Design e Antropologia:
Bate papo com Zoy Anastassakis



Este bate-papo aqui é especial por vários motivos, mas o melhor de todos é porque estamos trazendo um assunto que pode ser novidade para muitos de vocês. Vamos falar de design e antropologia. Isso mesmo, tem tudo haver :) Se você acha legal todo esse papo de pensamento do Design vai descobrir mais ainda e ninguém melhor para falar sobre o assunto do que a Zoy Anastassakis, referência quando se fala na interação entre as áreas do conhecimento do Design e da Antropologia. Pois é, sempre que conversava com alguém sobre o tema ouvia aquele comentário ou pergunta “Você conhece a Zoy? Você precisa conversar com ela.” Pois agora compartilho com cada um de vocês este bate-papo e todos passamos a conhecê-la juntos! Aproveitem este momento especial!

Um pequeno histórico da nossa entrevistada, que aliás vai estar no Ndesign Salvador 2013 - Designer (ESDI/UERJ). Mestre e Doutora em antropologia (PPGAS-Museu Nacional/UFRJ). Há vinte anos, atua como designer gráfica, cenógrafa, diretora de arte, pesquisadora/etnógrafa (Coca-Cola, Johnson & Johnson, Mapfre, Nokia, Omnicom, Polidesign, Renault, Tim etc) e consultora de design estratégico para inovação (MJV Tecnologia e Inovação, CRIA Global). Atualmente, é professora adjunta no Departamento de Artes e Design da PUC-Rio e na Escola Superior de Desenho Industrial (ESDI/UERJ), onde coordena o Laboratório de Design e Antropologia (projeto de pesquisa, parceria com o Instituto de Filosofia e Ciências Sociais/UFRJ) e o Observatório Etnográfico de Design e Inovação Social no Rio de Janeiro (projeto de extensão). É professora convidada da Especialização em Design Estratégico da UNISINOS. Ufa... agora vamos ao que interessa...

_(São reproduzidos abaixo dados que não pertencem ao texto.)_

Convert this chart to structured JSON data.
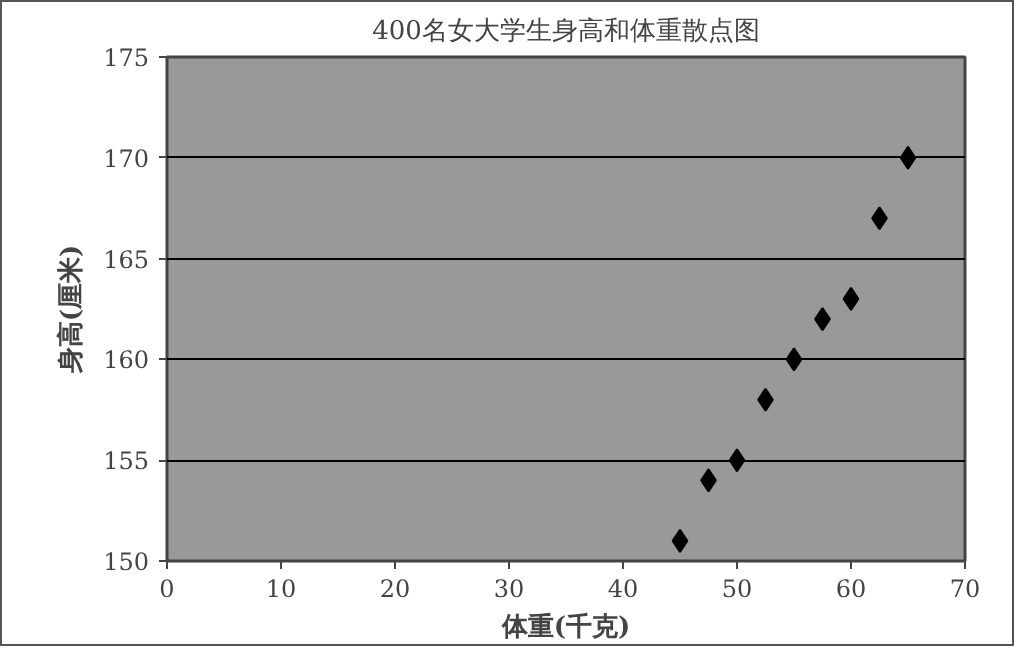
{
  "chart_data": {
    "type": "scatter",
    "title": "400名女大学生身高和体重散点图",
    "xlabel": "体重(千克)",
    "ylabel": "身高(厘米)",
    "x": [
      45,
      47.5,
      50,
      52.5,
      55,
      57.5,
      60,
      62.5,
      65
    ],
    "series": [
      {
        "color": "#000000",
        "values": [
          151,
          154,
          155,
          158,
          160,
          162,
          163,
          167,
          170
        ]
      }
    ],
    "xlim": [
      0,
      70
    ],
    "xticks": [
      0,
      10,
      20,
      30,
      40,
      50,
      60,
      70
    ],
    "ylim": [
      150,
      175
    ],
    "yticks": [
      150,
      155,
      160,
      165,
      170,
      175
    ],
    "grid": "y",
    "marker": "diamond"
  }
}
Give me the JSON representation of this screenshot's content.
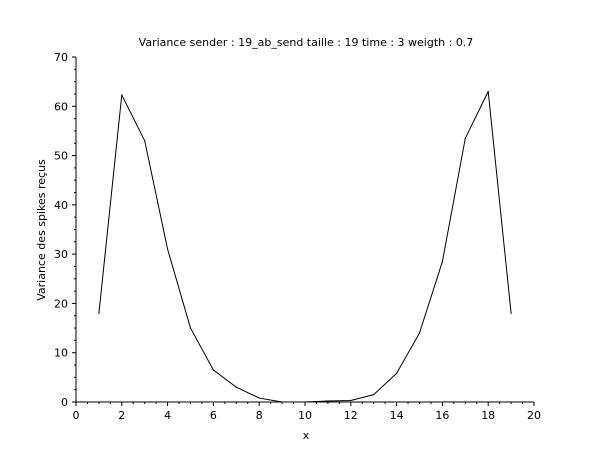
{
  "chart_data": {
    "type": "line",
    "title": "Variance sender : 19_ab_send taille : 19 time : 3 weigth : 0.7",
    "xlabel": "x",
    "ylabel": "Variance des spikes reçus",
    "xlim": [
      0,
      20
    ],
    "ylim": [
      0,
      70
    ],
    "xticks": [
      0,
      2,
      4,
      6,
      8,
      10,
      12,
      14,
      16,
      18,
      20
    ],
    "yticks": [
      0,
      10,
      20,
      30,
      40,
      50,
      60,
      70
    ],
    "grid": false,
    "series": [
      {
        "color": "#000000",
        "x": [
          1,
          2,
          3,
          4,
          5,
          6,
          7,
          8,
          9,
          10,
          11,
          12,
          13,
          14,
          15,
          16,
          17,
          18,
          19
        ],
        "y": [
          18,
          62.3,
          53,
          31,
          15,
          6.5,
          3,
          0.8,
          0,
          0,
          0.2,
          0.3,
          1.5,
          5.8,
          14,
          28.5,
          53.5,
          63,
          18
        ]
      }
    ]
  }
}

1 - Quando e como surgiu seu interesse pelo Design? Como foram suas primeiras experiências na área?

Zoy - Meu pai e minha mãe tinham um escritório de arquitetura e urbanismo, sendo ele arquiteto/urbanismo e ela socióloga. Então, passei minha infância em meio a gente fazendo projeto, desenhando, visitando canteiros de obra. Quando criança, ficava horas admirando as embalagens dos produtos na mesa do café da manhã, na despensa, no supermercado. Cheguei até a colecionar embalagens de remédio, que achava lindas... Fazia papéis de carta, cartões postais, tudo desenhado, e trocava com minhas amigas por papéis de carta que elas compravam na papelaria.

Na época do vestibular, estava em dúvida entre lingüística e design, e, no último momento, acabei me decidindo pela segunda opção, não sei bem por quê. Prestei vestibular para a ESDI/UERJ e para a UFRJ. Passei nas duas, e escolhi a ESDI.

Logo no primeiro ano de faculdade, comecei a estagiar em uma produtora de ‘multimídia’, o que envolvia design gráfico, produção de vídeo e videografismo. Em seguida, fui trabalhar como assistente do artista plástico Jorge Barrão, na área de videografismo do programa Brasil Legal, apresentado pela Regina Casé, na TV Globo. Ali, viajei pelo país todo, comprando objetos e capturando imagens para montar as vinhetas do programa. Nestas duas primeiras experiências de trabalho, percebi a amplitude das possibilidades de atuação a partir do design. E, de forma indireta, entrei em contato também com a antropologia, uma vez que o Brasil Legal era fruto da parceria da Regina e de sua equipe com o antropólogo Hermano Vianna, que se formou no PPGAS-Museu Nacional/UFRJ, onde anos depois acabei fazendo mestrado e doutorado.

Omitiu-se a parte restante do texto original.